During a considerable period antecedent to the preparation and presentation of this petition, the agitation which prevailed at Birmingham and throughout the neighbouring manufacturing districts was of a highly dangerous and mischievous character. Excited by the inflammatory harangues of their leaders, the people had not been averse to follow the advice which was given them, and to provide arms, ready to meet and repel any attack which might be made upon them, or to secure and maintain those privileges to which they deemed themselves to be entitled. Of the Chartists there were two classes; one, the more violent, whose hopes or designs were based upon “physical force,” in preference to the quiet consideration and discussion of the question at issue; the other, who viewed “moral force” as presenting the more favourable means of procuring a determination of the existing evils. Pikes and other arms, as may be supposed, were the weapons of the former, while arguments of a more peaceable character, aided by the employment of such means as abstinence from labour, and the maintaining of a period “sacred” to the Charter, were the measures by which the latter sought to obtain their end.
The cause of violence had been too strenuously urged upon the minds of the people of Birmingham, to permit of their viewing with much satisfaction any arguments of a very peaceable character. The general violence of their tone produced apprehensions among the authorities that mischief might be anticipated; and unhappily their fears were realised in a manner as dangerous as it was destructive.

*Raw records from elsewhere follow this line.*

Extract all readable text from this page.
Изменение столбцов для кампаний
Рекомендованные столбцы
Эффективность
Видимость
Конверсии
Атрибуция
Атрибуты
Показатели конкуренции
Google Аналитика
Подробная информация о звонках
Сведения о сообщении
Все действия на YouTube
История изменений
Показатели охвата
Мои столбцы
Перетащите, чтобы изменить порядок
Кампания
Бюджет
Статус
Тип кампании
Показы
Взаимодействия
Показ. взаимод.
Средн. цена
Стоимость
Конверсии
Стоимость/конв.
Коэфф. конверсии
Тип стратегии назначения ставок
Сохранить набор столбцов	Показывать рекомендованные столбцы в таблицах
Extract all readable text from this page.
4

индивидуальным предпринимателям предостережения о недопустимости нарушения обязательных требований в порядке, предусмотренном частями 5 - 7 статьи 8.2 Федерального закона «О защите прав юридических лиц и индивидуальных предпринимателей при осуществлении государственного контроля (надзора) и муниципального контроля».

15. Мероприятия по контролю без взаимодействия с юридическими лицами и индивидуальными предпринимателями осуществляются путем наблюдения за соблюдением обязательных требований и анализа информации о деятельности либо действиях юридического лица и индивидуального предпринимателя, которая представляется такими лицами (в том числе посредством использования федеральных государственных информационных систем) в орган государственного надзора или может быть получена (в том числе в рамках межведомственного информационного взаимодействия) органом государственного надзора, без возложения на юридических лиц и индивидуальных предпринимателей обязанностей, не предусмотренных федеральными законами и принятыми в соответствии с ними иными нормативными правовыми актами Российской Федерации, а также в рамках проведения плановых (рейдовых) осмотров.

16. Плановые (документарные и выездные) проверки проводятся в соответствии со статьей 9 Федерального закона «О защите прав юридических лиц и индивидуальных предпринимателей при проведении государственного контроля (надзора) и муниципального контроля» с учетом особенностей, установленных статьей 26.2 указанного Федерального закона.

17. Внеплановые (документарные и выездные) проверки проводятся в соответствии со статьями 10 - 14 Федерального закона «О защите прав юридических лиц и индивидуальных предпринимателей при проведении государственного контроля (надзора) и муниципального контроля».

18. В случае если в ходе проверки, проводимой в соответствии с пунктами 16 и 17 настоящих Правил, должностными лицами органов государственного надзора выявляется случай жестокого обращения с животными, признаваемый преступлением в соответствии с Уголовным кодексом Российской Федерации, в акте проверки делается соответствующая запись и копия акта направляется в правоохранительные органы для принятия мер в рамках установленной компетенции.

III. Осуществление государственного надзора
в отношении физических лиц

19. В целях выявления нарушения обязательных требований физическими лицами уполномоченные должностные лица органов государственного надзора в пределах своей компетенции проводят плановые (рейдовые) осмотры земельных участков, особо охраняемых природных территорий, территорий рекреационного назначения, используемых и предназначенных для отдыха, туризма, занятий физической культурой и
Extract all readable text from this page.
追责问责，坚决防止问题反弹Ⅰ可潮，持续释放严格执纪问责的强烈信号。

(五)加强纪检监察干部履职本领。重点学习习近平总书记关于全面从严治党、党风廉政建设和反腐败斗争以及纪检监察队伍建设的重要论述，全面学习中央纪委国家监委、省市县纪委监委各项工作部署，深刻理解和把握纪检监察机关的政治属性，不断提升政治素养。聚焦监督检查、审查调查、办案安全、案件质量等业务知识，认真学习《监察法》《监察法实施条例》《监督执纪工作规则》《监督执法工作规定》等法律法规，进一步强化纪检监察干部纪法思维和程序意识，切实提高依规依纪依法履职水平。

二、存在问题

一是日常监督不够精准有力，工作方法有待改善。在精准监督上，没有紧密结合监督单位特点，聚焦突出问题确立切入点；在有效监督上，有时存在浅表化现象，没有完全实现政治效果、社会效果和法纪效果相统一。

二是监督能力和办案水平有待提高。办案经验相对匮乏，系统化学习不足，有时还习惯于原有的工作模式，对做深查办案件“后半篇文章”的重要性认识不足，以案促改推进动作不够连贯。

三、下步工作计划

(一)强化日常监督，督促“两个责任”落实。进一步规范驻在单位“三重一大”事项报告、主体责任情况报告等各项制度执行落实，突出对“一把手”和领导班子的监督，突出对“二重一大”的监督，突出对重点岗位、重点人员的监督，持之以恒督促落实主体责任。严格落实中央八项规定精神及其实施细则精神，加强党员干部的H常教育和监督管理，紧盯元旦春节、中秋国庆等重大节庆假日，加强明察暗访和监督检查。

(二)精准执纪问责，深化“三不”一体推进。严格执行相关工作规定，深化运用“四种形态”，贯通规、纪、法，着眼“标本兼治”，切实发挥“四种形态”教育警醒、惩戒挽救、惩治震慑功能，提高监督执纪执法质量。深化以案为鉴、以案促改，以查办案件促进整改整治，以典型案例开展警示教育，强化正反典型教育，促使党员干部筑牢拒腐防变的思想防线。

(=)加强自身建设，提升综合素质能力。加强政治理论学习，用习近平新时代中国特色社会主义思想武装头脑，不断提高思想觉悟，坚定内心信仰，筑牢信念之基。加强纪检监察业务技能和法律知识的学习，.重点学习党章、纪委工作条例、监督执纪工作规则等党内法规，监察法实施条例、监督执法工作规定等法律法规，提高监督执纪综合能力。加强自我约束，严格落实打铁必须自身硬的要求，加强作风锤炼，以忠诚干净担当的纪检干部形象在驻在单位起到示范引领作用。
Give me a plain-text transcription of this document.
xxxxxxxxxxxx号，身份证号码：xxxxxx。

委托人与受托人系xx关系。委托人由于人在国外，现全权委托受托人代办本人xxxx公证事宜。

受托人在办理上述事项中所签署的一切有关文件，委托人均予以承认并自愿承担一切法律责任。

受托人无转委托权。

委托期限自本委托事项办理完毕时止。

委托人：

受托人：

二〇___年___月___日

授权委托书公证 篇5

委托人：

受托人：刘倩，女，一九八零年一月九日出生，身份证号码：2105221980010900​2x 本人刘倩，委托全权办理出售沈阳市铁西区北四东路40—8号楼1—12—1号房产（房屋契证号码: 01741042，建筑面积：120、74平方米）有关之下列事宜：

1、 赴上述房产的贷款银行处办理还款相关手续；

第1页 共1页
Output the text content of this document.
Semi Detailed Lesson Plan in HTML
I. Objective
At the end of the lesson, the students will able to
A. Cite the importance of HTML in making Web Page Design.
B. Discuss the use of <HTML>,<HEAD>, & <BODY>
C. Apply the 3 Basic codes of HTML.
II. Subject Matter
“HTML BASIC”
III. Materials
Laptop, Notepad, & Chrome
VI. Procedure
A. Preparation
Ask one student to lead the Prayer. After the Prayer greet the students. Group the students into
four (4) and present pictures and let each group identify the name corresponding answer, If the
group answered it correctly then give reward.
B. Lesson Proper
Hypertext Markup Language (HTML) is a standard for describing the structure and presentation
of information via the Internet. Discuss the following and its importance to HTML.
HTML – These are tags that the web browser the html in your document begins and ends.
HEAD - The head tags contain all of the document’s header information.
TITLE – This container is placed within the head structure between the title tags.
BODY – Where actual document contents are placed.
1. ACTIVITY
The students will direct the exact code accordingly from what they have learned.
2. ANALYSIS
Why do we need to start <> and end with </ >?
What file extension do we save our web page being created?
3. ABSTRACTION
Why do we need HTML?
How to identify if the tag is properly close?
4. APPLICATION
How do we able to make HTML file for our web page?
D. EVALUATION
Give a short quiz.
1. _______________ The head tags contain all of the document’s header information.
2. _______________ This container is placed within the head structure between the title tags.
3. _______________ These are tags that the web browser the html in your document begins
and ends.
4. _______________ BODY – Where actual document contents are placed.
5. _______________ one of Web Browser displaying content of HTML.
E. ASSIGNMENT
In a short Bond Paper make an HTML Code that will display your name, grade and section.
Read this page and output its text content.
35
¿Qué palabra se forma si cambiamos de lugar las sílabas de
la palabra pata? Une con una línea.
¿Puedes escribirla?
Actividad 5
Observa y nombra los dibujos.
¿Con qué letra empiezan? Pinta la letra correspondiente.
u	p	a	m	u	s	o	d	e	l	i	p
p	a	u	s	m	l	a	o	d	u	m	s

The undisguised and inflammatory language used by many of the Chartist leaders, rendered it necessary that the magistrates should take steps to prevent the increase of the popular irritation, by removing from the power of doing mischief some of those who were its chief exciters. A body of persons had assembled in London, who were styled “The Convention,” and who were delegates from various parts of the country, charged to exert themselves to procure the adoption of their favourite Charter by the legislature; and when the sittings of this mock parliament—for it assumed the character and method of business of the House of Commons—ceased, its members dispersed themselves through the country, haranguing their “constituents” upon the subject of their labours, and engaging them to new exertions to secure the object which they all had in view.